Approval given for £80m Hereford development

  • Published
Cattle market site
Image caption,

A petition was previously signed asking for plans over the cattle market site to be reconsidered

Plans for an £80m development at the cattle market site in Hereford city centre have been given the go-ahead.

Herefordshire Council approved the plans, including a department store and cinema, on Wednesday afternoon.

Developers Stanhope said it estimated the initiative would create more than 1,400 jobs.

Responding to opposition to the plans, the council leader, Conservative Roger Phillips, said they would add "life back to the heart of the city."

'Shop elsewhere'

A Waitrose store is included in the project as well as the department store and the six-screen cinema.

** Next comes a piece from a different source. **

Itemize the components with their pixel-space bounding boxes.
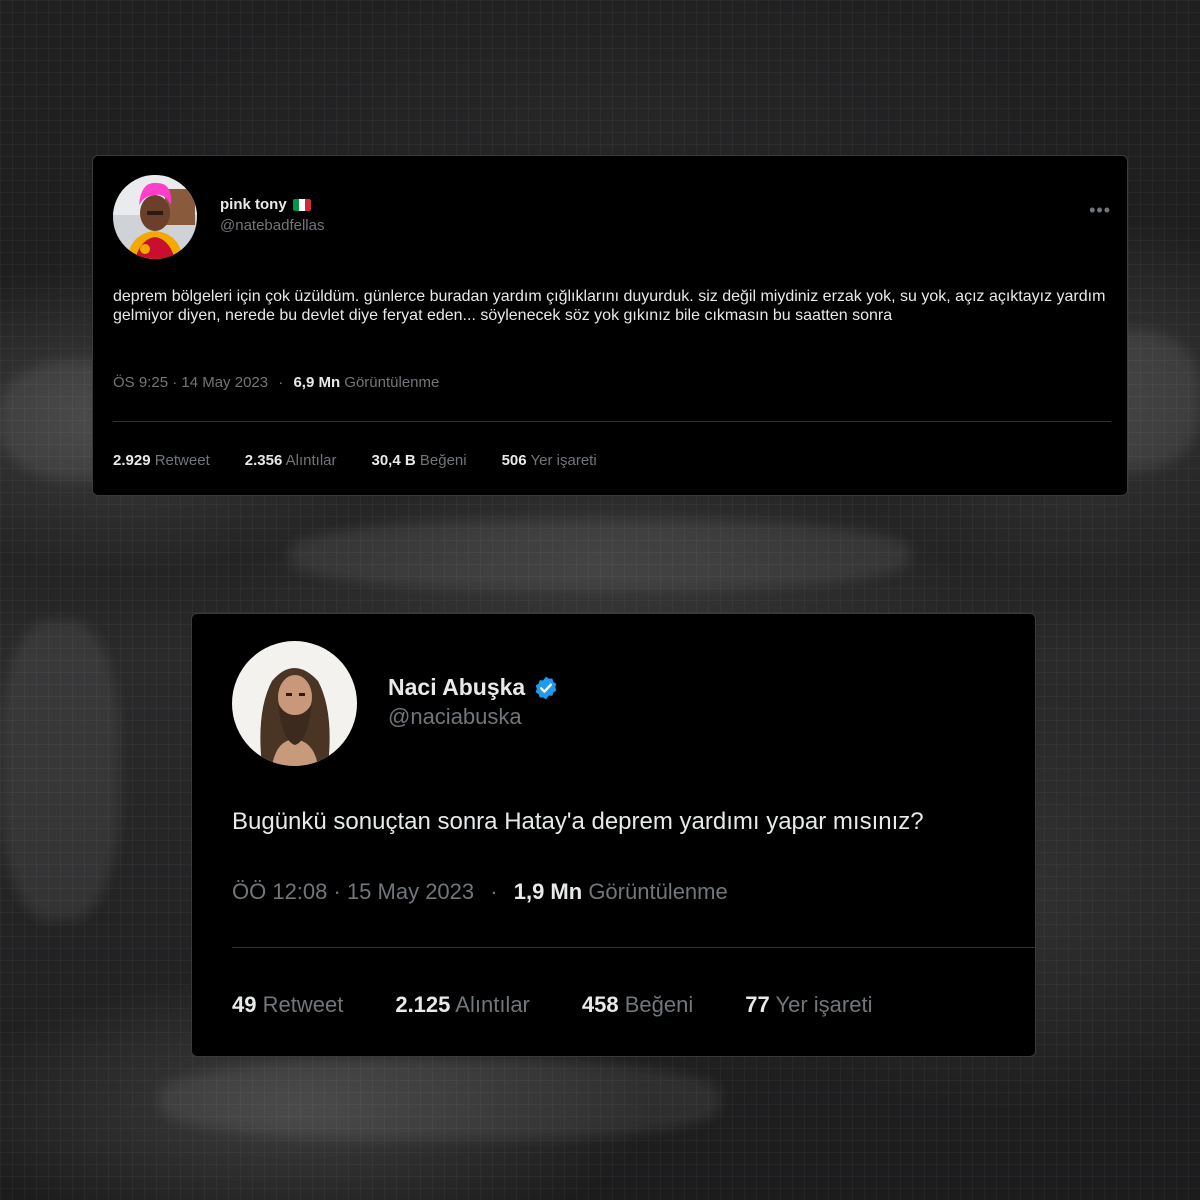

Before amendments were made to the scheme more than 10,000 people signed a petition asking for proposals to be reconsidered to help protect the existing city centre.

Mr Phillips said: "They [those against] were also ensuring that the communications and connectivity between the existing city centre and the old market were right.

"So that's been worked on, remodelled and also there's been a scale down in the size and the style of the design.

"The heart was bleeding anyway and this is about making sure that we've still got a heart that's alive and pumping well.

"The fact of the matter is that as we know Hereford was in decline. People in Herefordshire were choosing to go and shop elsewhere."

Stanhope said the development, funded by the private sector, would not take the form of a traditional shopping centre, "rather a series of open streets".

It said more than 3,000 people visited an exhibition of plans over three days in October 2010 and 75% of those who offered formal feedback were in favour.

A new cattle market is due to open on the outskirts of the city in June this year.